NVlabs / FoundationPose

[CVPR 2024 Highlight] FoundationPose: Unified 6D Pose Estimation and Tracking of Novel Objects
https://nvlabs.github.io/FoundationPose/
Other
1.34k stars 173 forks source link

Question regarding coordinate frame using colmap and error [WARNING] batch has 0 intersections!! #194

Open dhruvmsheth opened 1 month ago

dhruvmsheth commented 1 month ago

Hello,

Thanks for the work done here! I appreciate your contributions. I have some questions regarding the coordinate frame used to train custom nerf model using run_nerf.py. I used the script provided by InstantNGP: https://github.com/NVlabs/instant-ngp/blob/master/scripts/colmap2nerf.py to obtain the camera pose estimates of the captured data. I used the flag --keep_colmap_coords to keep the data in colmap frame since it uses the opencv convention. From what I saw in some issues, FoundationPose seems to be using the opencv convention during input and then later processes it into the opengl convention. This means that the pose being fed can be in colmap format for training the nerf. However, I get the error [WARNING] batch has 0 intersections!! while training and the naive_fusion.ply file also contains completely erroneous results (attached below). Would you have any idea on what the appropriate transformation from colmap frame to the frame convention accepted by foundationpose be? I have attached the naive_fusion.ply file below to inspect. Thank you! Let me know if any other information is required.

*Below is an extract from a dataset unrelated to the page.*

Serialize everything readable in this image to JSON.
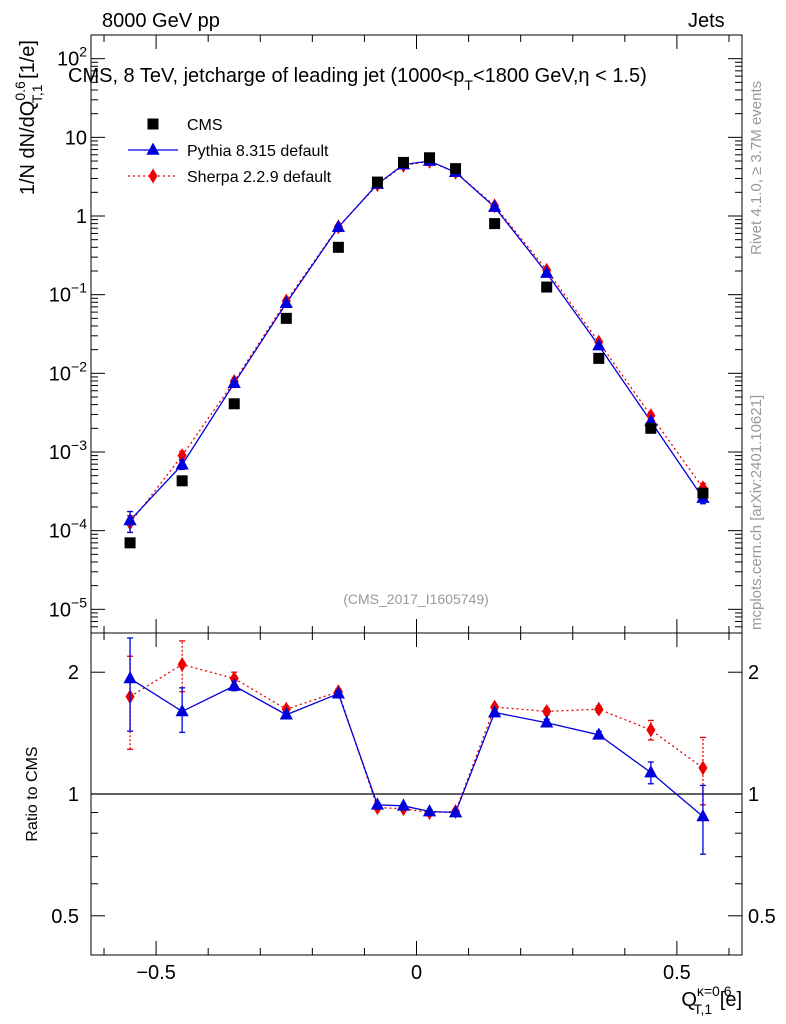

image naive_fusion_colmap.zip

dhruvmsheth commented 1 month ago

@wenbowen123 Would greatly appreciate your insight on this. Have tried various transformations with no avail.

dhruvmsheth commented 1 month ago

I realized that my output was already in opengl format, so I changed the line that transforms the opencv input coordinates to opengl coordinates from https://github.com/NVlabs/FoundationPose/blob/ae8dd0c0108113cac2c6ea0490381de495f39b77/bundlesdf/run_nerf.py#L23 to glcam_in_obs = cam_in_obs. However, the pose estimation outputs from colmap2nerf.py script by instantNGP have an incorrect scaling and don't match the depth of the object from the depth maps which causes this issue. I know some methods to do it in a crude format but it might not be as accurate as I want it to be. Would you know any way to incorporate the depth scaling into the colmap pose estimates?

wenbowen123 commented 3 weeks ago

Hi, sorry for the late reply, is your reference images RGB-only? Did you use a phone to capture?